This guest post is by Barb, a waiting adoptive mother.
When my husband and I began the adoption process last year, we knew it would be met with frustrations such as not knowing when a match would happen—or even if it would happen.
What we didn’t expect were the enormous delays we would face and the uncomfortable situations we would find ourselves in with our adoption social worker.
From early on, something seemed off. We were asked repeatedly during our visits whether or not we had paid the thousands of dollars for the home study, even though we had.
It seemed like the number one priority.
Once the home study was completed, which took longer than expected, we almost never heard from our social worker again.
Each time we had a question, our inquiry went unanswered. We emailed our worker at all three of the contact addresses we had on file and even copied the worker’s assistant on the messages.
This continued for many months until we had enough. There is so much more to this story than I could ever find the patience to put into words.
However, all of this has caused unnecessary additional anxiety to the normal stresses that people feel when trying to adopt.
Here is what we learned and what we hope will help others avoid the problems that we faced with our social worker.
Take Your Time
Interview several social workers before settling on one. Even if you have to pay a consultation fee, it’s worth every penny to find the right person. The extra time you spend looking around will pay off in the end. The last thing you want is to end up with long delays if you don’t find the right fit.
Arm Yourself with Questions
Ask for a timeline of dates so you know when you can expect to meet at his or her office and when your home visit will take place. This is just a guideline but you should have a general idea of how long things will take. It will also show that you mean business.
Don’t Drop the Ball
Always stay on top of things. Don’t rely on your social worker to get in touch with you. If you have questions or concerns, speak up. Keep a file of every correspondence so you can look back on them and be sure of when things transpired.
It’s hard to say goodbye to your social worker, but if—and when—that time comes, there are a few things to keep in mind.

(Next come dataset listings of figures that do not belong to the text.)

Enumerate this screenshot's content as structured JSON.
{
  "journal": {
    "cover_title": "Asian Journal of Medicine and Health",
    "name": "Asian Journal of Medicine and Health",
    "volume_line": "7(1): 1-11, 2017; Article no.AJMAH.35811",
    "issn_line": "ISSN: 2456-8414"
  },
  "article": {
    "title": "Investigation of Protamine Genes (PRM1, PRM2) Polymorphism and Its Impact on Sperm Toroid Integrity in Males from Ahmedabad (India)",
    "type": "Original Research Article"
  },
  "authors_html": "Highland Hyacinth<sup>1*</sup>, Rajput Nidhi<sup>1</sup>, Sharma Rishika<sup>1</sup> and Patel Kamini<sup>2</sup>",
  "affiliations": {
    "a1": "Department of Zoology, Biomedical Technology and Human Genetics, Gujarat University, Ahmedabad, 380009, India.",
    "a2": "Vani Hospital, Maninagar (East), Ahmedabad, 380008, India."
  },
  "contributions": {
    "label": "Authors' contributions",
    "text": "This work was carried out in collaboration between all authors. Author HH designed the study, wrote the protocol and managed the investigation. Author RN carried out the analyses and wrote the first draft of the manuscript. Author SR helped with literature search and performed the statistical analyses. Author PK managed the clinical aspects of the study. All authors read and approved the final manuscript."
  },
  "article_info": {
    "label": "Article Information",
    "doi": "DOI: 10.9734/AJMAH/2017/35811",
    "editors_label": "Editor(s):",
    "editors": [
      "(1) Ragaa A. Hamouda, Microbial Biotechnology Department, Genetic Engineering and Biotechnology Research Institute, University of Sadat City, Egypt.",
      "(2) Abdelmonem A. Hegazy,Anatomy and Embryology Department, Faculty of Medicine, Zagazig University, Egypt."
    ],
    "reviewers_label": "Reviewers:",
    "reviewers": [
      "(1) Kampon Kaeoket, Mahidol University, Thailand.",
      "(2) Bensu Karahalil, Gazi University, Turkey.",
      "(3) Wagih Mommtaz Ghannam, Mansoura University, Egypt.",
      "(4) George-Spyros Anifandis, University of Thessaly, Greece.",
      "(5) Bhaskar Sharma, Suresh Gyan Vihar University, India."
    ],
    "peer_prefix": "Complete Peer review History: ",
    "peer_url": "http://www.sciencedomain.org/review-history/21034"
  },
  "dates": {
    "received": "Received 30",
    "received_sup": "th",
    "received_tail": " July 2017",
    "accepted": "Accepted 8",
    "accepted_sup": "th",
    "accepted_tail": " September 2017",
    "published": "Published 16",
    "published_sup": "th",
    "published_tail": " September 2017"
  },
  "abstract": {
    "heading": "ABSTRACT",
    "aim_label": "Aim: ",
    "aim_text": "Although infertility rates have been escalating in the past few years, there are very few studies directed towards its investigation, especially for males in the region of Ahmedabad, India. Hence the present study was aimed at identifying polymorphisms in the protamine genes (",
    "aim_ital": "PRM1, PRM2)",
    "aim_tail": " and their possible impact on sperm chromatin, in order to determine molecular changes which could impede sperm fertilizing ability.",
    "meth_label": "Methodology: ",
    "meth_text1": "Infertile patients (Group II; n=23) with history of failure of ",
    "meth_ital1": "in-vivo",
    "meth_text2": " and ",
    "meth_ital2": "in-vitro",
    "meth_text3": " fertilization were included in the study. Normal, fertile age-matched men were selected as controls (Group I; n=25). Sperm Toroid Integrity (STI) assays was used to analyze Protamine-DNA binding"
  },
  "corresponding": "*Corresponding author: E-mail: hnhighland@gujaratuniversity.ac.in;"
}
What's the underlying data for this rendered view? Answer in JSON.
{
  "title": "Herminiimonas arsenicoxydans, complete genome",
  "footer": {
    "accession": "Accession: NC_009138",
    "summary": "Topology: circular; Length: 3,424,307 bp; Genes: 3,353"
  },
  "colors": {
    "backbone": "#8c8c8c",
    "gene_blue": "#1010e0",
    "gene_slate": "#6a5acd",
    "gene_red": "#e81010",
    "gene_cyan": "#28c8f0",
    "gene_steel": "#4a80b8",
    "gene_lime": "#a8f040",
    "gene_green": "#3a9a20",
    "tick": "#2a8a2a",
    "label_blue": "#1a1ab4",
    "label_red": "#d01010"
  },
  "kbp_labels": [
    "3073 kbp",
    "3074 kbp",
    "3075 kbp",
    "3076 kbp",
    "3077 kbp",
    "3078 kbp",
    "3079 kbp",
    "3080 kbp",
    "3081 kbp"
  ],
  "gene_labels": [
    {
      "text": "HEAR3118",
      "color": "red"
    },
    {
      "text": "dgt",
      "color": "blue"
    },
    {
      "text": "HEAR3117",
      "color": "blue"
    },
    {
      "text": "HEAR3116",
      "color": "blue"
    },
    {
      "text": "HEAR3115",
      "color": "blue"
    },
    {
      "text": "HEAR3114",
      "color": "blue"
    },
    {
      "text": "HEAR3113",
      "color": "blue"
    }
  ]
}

Find a New Adoption Social Worker Before Leaving Your Existing One
Most social workers will gladly take you on as clients as long as they have the capacity to do so. Inquire about any fees that may be associated and ask about the proper procedure to make the transition. He or she will guide you step-by-step and it’s actually quite a simple thing to do.
Update Your Contacts
If you have a profile on a provincial adoption registry such as AdoptOntario, contact them to inform them of your plan and find out if your new social worker will need to get in touch. Because your initial social worker would most likely have reviewed your information on the website and activated your status, it’s important to know whether or not he or she will be able to revoke that information or have an effect on it.
Collect Your Belongings
If the social worker you are saying goodbye to has your photo book, pick it up before you cut ties. This is rightfully yours but you may have a more difficult time getting it after the fact. Also, make sure you have your home study and any other important documents.
Read Your Contract Again
It’s easy to forget what you signed way back when. Go over the contract before you leave. The agreement may specify certain steps you will need to take.
Go For It
Once you have all your ducks lined up, break up with your social worker. Always do this in writing and preferably via registered mail. Retain a copy for your records. Keep it professional and avoid making it sound personal.
Waiting to adopt is challenging to begin with and you don’t need anything getting in the way of your dream to grow your family. Always know that you’re never stuck and there is always a plan B if plan A doesn’t go, well, as you planned.
Barb lives in Toronto with her husband, Tony, and their awesome dog Gretzky. She is “officially” waiting to adopt and hopes that her experience can help other hopeful adoptive parents.